This invention relates to a process for producing sintered ferrous alloy products in powder metallurgy having high mechanical strength, toughness, heat resistance, wear resistance, and electromagnetic properties, as well as high dimensional accuracy and stability.
Production of precision parts by powder metallurgy has recently seen great advances because of its high economy resulting from the absence of the need of cutting and other machining operations and its potential for mass production. The process basically consists of placing a mixture of metal powders or alloy powders in a mold, pressing the mixture into a desired shape, and sintering the shaped mixture at elevated temperatures to provide a product having desired strength, wear resistance characteristics and electromagnetic properties. For a given material and forming density, the strength, toughness, electromagnetic and other properties of the sintered product depends upon whether successful sintering is achieved. If successful sintering is not effected, the desired characteristics mentioned above are not obtained. In addition, high dimensional accuracy is not achieved consistantly, subsequent pressing and other machining operations such as sizing are necessary for correcting the dimensions of the sintered product, and hence, the economy of powder metallurgy is reduced. In this sense, the sintering technique is a very important factor in powder metallurgy, and in particular, the control of temperature and atmosphere for sintering are most important since they directly affect the quality of the product produced by powder metallurgy.
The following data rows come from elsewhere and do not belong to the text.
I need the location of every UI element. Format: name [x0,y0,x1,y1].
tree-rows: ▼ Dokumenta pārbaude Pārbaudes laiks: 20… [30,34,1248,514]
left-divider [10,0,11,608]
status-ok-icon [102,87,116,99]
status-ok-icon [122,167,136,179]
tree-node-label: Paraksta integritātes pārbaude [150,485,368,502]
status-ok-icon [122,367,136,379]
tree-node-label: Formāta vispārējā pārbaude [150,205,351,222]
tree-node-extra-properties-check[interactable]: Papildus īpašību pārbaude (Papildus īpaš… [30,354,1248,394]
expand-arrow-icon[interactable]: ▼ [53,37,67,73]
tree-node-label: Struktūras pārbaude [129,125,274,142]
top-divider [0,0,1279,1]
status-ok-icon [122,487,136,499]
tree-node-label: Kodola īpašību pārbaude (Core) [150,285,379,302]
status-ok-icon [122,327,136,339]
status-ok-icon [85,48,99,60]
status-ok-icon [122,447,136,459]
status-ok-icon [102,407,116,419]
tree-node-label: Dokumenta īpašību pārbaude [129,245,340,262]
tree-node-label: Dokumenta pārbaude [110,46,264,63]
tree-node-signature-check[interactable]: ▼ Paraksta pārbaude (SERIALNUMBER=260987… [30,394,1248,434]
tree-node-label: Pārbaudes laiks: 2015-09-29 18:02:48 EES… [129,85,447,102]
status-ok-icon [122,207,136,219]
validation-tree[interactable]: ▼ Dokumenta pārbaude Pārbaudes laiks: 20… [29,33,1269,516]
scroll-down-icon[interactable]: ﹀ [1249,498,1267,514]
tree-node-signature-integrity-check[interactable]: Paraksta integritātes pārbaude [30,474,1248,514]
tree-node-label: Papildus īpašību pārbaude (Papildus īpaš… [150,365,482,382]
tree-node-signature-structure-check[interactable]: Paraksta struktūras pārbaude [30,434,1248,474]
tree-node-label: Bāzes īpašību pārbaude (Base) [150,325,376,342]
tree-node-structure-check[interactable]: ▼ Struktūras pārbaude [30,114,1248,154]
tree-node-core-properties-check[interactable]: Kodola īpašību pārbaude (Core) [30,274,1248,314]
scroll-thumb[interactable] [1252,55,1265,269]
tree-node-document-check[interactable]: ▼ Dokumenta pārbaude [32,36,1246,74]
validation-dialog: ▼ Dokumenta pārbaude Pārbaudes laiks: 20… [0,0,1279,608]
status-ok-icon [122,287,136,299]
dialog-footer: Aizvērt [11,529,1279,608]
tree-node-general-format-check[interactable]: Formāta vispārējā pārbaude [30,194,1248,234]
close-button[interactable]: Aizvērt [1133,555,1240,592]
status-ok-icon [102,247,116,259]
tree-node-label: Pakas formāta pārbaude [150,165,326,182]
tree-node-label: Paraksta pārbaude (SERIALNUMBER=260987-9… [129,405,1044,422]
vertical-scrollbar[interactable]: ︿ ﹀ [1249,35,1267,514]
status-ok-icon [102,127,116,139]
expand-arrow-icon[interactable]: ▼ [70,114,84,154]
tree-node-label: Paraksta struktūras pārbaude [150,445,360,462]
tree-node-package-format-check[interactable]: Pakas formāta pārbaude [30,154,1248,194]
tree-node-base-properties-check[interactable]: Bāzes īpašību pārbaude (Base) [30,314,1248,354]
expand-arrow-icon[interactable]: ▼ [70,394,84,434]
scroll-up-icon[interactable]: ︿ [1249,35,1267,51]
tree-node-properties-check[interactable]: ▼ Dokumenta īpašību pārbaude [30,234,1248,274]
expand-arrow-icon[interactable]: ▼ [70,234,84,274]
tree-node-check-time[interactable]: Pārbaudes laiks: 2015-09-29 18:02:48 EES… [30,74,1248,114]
One of the purposes of sintering is to bond metal particles thermally at a temperature lower than the melting point of the metal, and another is to diffuse the particles of a dissimilar metal. The two requirements that must be satisfied by any atmosphere for sintering are: (1) it removes the gas adsorbed on the surface of the metal particles and reduces the oxide on said surface; and (2) it prevents oxidation, carburization, and decarburization during sintering. Among the sintering atmospheres currently used in powder metallurgy are an endothermic modified gas, hydrogen gas, decomposed ammonia gas (cracked NH.sub.3) nitrogen gas, vacuum, and each has its own merits and demerits.